In 1897, 8-year-old Virginia O’Hanlon sent a letter to the editor of the New York Sun newspaper asking if Santa Claus existed.  The paper’s editor, Francis Pharcellus Church, responded in an Virginniaeditorial declaring “Yes, Virginia, there is a Santa Claus.”  You may read about this story on the Newseum’s website, accessible here.

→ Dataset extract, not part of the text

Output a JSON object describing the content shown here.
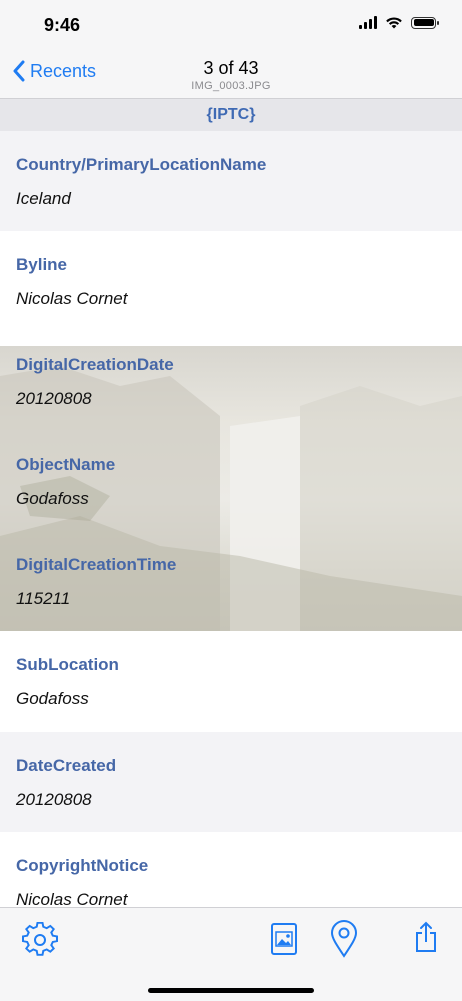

While no one has asked a newspaper (or me) whether there is an Insurance Compliance Self-Evaluative Privilege, I am certain the legal public has this question on its collective mind.  So, I will end everyone’s anxiety by stating, yes, Virginia, there is an Insurance Compliance Self-Evaluative Privilege, but only in certain states.

Model Act

In 1988, the National Conference of Insurance Legislators (NCOIL) adopted a model act titled Insurance Compliance Self-Evaluative Privilege Model Act, which you can access here. The purpose of this act is to encourage insurance companies conducting activities regulated by a state insurance agency to conduct voluntary internal audits of their compliance with state and federal regulations.

The Privilege

To further this purpose, the act creates an evidentiary privilege that protects from discovery an “insurance compliance self-evaluative audit document,” which the act broadly defines as documents prepared as a result of or in connection with an insurance compliance audit.  The privilege specifically covers an audit report prepared by an auditor, memoranda analyzing all or portions of the insurance-compliance audit, discussions of implementation issues, and implementation plans that address correcting past non-compliance or preventing future non-compliance.

The privilege also precludes the examination in any civil, criminal, or administrative proceeding an insurance company’s employee or consultant hired for the purpose of conducting an insurance-compliance audit.

Exceptions

The privilege does not protect documents, communications, data, reports, and other information that an insurance agency expressly requires the insurance company to collect, develop, or maintain. There are two exceptions to the privilege: when asserted for a fraudulent purpose or the self-audit contains evidence relevant to the commission of a criminal offense.

Selective Waiver

The model act includes a selective-waiver provision that permits the insurance company to voluntarily disclose self-audits without fear that the disclosure will constitute privilege waiver in subsequent state litigation.   And to the extent that a state insurance agency has authority to compel a self-audit, this disclosure likewise does not operate as a privilege waiver in subsequent litigation.

An unanswered yet significant issue, however, is whether federal courts would adhere to the state-law selective waiver provision or rule that disclosure to a state insurance agency amounts to privilege waiver.  Fed. R. Evid. 502(a) is of no help because it applies only to disclosures to federal agencies.

Where Does the Privilege Apply?

Several legislatures have adopted, in some form, the Insurance Compliance Self-Evaluative Privilege, including Arizona, District of Columbia, GeorgiaHawaii, Illinois, Kansas, Michigan, New Jersey, North Dakota, Oklahoma, and Oregon.  The Washington Legal Foundation issued an advocacy piece, which you may access here, that outlines benefits of the privilege in today’s regulatory environment.

Is this privilege on your state legislature’s radar?